Quel avenir pour les peuples de L'arctique?

Publié le par setjy

    La conférence commence par une mappemonde inhabituelle. La carte est centré sur le pole Nord. L’Europe apparaît ridicule par rapport à l’étendue du territoire Arctique. Sur ces grandes étendues allant du Nord Canadien à la Sibérie en passant par le Groenland vivent des peuples qui ne font pas partie de nos livres scolaires.

    Qui sont ils ? Pourquoi parle t on d’eux ? Comment vivent ils ? Quelles langues parlent ils ? J’emploie volontairement le pluriel car il ne s’agit pas d’un peuple mais de plusieurs peuples. Il y a donc plusieurs passés, plusieurs histoires, plusieurs langues. Je préfère ne pas me risquer à l’amalgame en essayant de vous détailler les spécificités de chaque peuple.

Cette conférence est ponctuée de documentaires : leur mode de vie dans les années 40, les rituels, le commerce, « l’éducation »…

    Une petite anecdote sympa : savez vous quel est l’origine des esquimaux dans les salles de cinéma ? Eh bien, dans les années 20, un film est resté à l’affiche pendant 6 mois à Paris. C’était un documentaire sur les débuts des échanges commerciaux entre les Inuits et les ??. Nanouk troquait des fourrures de phoques ou de renard contre des bijoux, des bonbons multicolores et d’autres objets « modernes ». De là, les spectateurs ont commencé à manger des « esquimaux »  traduction  de « civilisation Inuite ». Inuit provenant de Inuk signifiant simplement « hommes ».
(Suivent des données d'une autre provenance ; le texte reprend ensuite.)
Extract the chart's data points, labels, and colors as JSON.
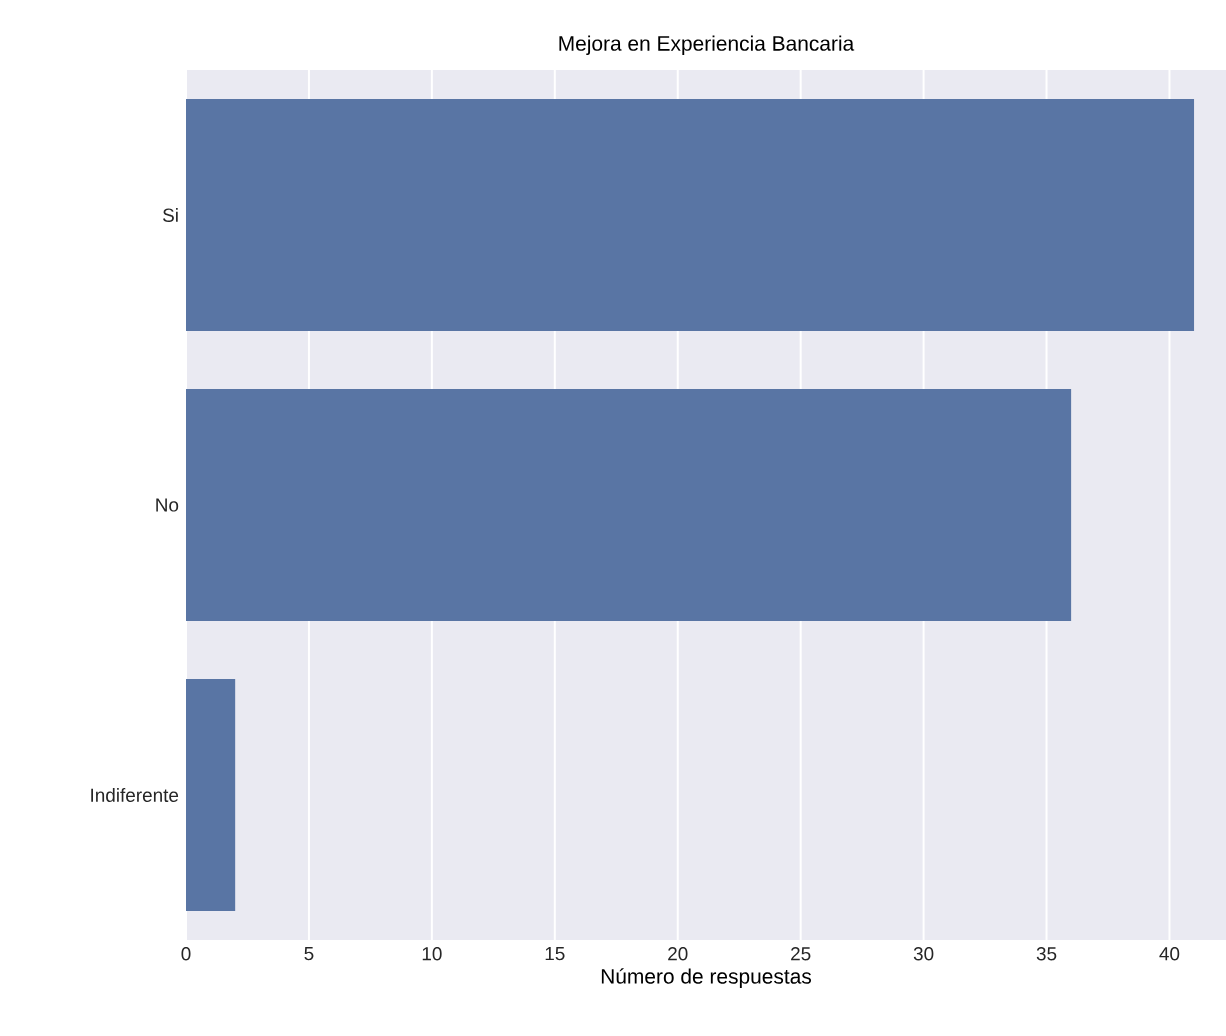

    Leurs terres, riches en ressources naturelles ont fait l’objet de l’appétit gourmant d’autres pays voisins. Les prises de contact avec ces peuples ont été différents en fonction de l’époque, de la politique et du pays. Ignorés par les premiers arrivants, ils ont vu débarqué des missionnaires qui tentaient de s’intégrer à leur communauté en apprenant leur langue et leurs coutumes. Pendant la guerre froide et encore aujourd’hui, les enfants en âge des scolarisés sont envoyés de force dans des internats loin de leur famille. Ils doivent y oublier leurs coutumes et leurs langues. Quelques mouvements associatifs militent pour mettre en place des écoles nomades et ainsi permettre aux enfants d’apprendre tout en restant dans leur environnement (SEKALAN).
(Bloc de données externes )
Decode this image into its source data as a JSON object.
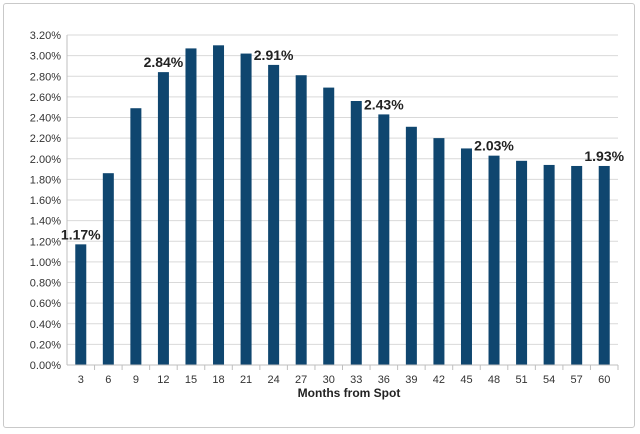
{
  "chart_data": {
    "type": "bar",
    "title": "",
    "xlabel": "Months from Spot",
    "ylabel": "",
    "categories": [
      "3",
      "6",
      "9",
      "12",
      "15",
      "18",
      "21",
      "24",
      "27",
      "30",
      "33",
      "36",
      "39",
      "42",
      "45",
      "48",
      "51",
      "54",
      "57",
      "60"
    ],
    "values": [
      1.17,
      1.86,
      2.49,
      2.84,
      3.07,
      3.1,
      3.02,
      2.91,
      2.81,
      2.69,
      2.56,
      2.43,
      2.31,
      2.2,
      2.1,
      2.03,
      1.98,
      1.94,
      1.93,
      1.93
    ],
    "ylim": [
      0,
      3.2
    ],
    "ytick_labels": [
      "0.00%",
      "0.20%",
      "0.40%",
      "0.60%",
      "0.80%",
      "1.00%",
      "1.20%",
      "1.40%",
      "1.60%",
      "1.80%",
      "2.00%",
      "2.20%",
      "2.40%",
      "2.60%",
      "2.80%",
      "3.00%",
      "3.20%"
    ],
    "data_labels": [
      {
        "category": "3",
        "text": "1.17%"
      },
      {
        "category": "12",
        "text": "2.84%"
      },
      {
        "category": "24",
        "text": "2.91%"
      },
      {
        "category": "36",
        "text": "2.43%"
      },
      {
        "category": "48",
        "text": "2.03%"
      },
      {
        "category": "60",
        "text": "1.93%"
      }
    ],
    "grid": true,
    "legend": "none",
    "bar_color": "#0f466f",
    "grid_color": "#d9d9d9",
    "axis_color": "#bfbfbf"
  }
}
    En combat pacifique avec leurs gouvernements de tutelle,  ils doivent constamment prouver leurs valeurs, leurs rôles et finalement, bien que ce soit paradoxale, leur légitimité. Le Groenland a obtenu un certain détachement de son gouvernement de tutelle, le Danemark, mais doit prouver son auto-suffisance s’il veut obtenir sont indépendance. Le Nunavut a obtenu 13% du territoire avec le gouvernement Canadien suite à de long débat et négociation. Une déclaration des Droits de peuple Autochtone est en préparation (depuis 30 ans…) et sa publication et application devrait entrer en vigueur fin 2007 si les opposants arrêtent enfin de jouer sur les mots.

    Plus que ce combat pour la reconnaissance, un enjeu mondial vient se greffer à ces débats pour la légitimé de ces peuples: le réchauffement climatique. Cette nouvelle situation concerne à la fois les droits d’exploitation des richesses des sous sols et les propriétés des futures voies potentiellement navigables.

Cycle de conférence "pôle nord pôle sud" à la cité des Sciences.